Macht er ne komplette Jahresstatistik, auch mit Vergleich zu Vor- und Nachjahr, sähe es anders aus,
dann käme er auch zu dem Ergebnis der 0% Preissteigerung.

(Beispiel zu - vermutlich - saisonalen Effekten: Die Freitage und Sonntage von KW52 bis KW02 des Folgejahres sind niedrig, weil es saure Gurken-Zeit für Fernpendler ist. Ende November bis Ende Februar ist generell schwächer, was Geschäftsreisende angeht. Deshalb sehen wir über deine gesamte Zeitreihe tendenziell recht moderate Preise montags, dienstags, donnerstags und freitags.)

Das wäre möglich, halte ich aber für eher unwahrscheinlich. Es gibt aus meiner Sicht keinen Grund, eine "versteckte" Preiserhöhung über den differenzierten Flexpreis 2020 nicht durchzusetzen.

da gibt so etliche Gründe, sehr gute Gründe.

Es gibt aber
keinen Grund, eine "versteckte" Preiserhöhung über den differenzierten Flexpreis 2020 durchzusetzen.
Wieso sollte die DB? Zudem wenn sie zuvor groß proklamiert, dass diese nicht erfolgen wird.

Schließlich steigt die Nachfrage im Fernverkehr ungebrochen und mit der angekündigten Mwst-Senkung wird man wohl eher ein höheres Preisniveau als Absprungbasis vorgeben.

dafür steigt auch die Kapazität und damit die Sparpreis-Kontingente - das bringt der DB erheblich mehr.
Der Umsatz der Flexpreise wird relativ weiter abnehmen.

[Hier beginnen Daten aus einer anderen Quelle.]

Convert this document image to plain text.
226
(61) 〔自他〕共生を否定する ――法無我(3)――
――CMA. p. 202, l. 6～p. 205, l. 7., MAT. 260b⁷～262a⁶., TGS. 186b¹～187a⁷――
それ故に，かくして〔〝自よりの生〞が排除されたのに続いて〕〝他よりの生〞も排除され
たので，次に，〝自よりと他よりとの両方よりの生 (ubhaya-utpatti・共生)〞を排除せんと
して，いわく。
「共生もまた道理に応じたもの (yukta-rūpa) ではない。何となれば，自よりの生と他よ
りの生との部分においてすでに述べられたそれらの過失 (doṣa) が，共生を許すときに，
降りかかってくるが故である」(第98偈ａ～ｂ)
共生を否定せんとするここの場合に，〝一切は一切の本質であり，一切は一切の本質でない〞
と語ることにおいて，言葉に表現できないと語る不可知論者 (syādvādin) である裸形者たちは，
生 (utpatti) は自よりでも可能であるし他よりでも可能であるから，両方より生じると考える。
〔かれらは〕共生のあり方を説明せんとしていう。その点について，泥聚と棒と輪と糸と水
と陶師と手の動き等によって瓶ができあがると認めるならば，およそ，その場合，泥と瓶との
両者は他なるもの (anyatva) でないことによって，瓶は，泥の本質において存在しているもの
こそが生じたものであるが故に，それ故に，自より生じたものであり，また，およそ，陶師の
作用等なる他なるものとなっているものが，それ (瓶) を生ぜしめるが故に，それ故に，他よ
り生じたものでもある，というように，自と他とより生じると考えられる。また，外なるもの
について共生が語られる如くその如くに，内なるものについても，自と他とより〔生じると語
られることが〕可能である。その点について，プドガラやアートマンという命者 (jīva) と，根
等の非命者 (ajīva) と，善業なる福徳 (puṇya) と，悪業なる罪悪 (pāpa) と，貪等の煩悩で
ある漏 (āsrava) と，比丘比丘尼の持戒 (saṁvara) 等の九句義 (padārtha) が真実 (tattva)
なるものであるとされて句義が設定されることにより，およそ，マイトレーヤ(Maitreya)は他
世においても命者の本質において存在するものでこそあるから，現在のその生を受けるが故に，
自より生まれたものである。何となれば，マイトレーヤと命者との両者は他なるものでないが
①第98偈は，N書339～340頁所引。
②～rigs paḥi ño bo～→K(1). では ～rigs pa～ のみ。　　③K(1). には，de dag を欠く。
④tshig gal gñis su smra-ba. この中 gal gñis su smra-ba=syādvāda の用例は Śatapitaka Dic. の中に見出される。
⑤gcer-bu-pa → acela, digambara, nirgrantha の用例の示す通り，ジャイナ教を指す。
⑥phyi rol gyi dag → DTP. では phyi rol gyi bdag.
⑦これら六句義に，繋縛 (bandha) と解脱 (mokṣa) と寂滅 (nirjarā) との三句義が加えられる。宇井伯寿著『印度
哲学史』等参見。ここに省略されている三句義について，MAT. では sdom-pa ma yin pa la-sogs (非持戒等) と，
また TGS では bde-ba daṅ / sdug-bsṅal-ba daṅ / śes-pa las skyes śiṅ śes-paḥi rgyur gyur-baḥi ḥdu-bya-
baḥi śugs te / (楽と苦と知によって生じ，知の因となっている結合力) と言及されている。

Trotzdem glaube ich der DB, dass es dabei mehr um Auslastungssteuerung geht als um Gewinnmaximierung. Letztere ist natürlich ein dankenswerter Effekt, weswegen die DB wohl so stark auf das Instrument der Preisdynamik setzt statt andere Maßnahmen zu testen (z.B. Reservierungspflicht oder ausgeweitete Buchungssperren).
Dieser Eindruck wird von insgesamt recht günstigen Sparpreis-Kontigenten gestärkt, bei der die Steuerung über Zugbindung gut funktioniert.

ja
Die DB wird sehr versuchen, den Eindruck der Fokussierung auf Gewinnmaximierung zu vermeiden, erst recht beim Flexpreis.
Die Preiswahrnehmung ist bei den Sparpreisen eine durchweg sehr positive, ganz im Gegensatz zu den Flexpreisen,
allein auch daher wird die DB weiter versuchen, die Kunden zu den Sparpreisen hinzuführen.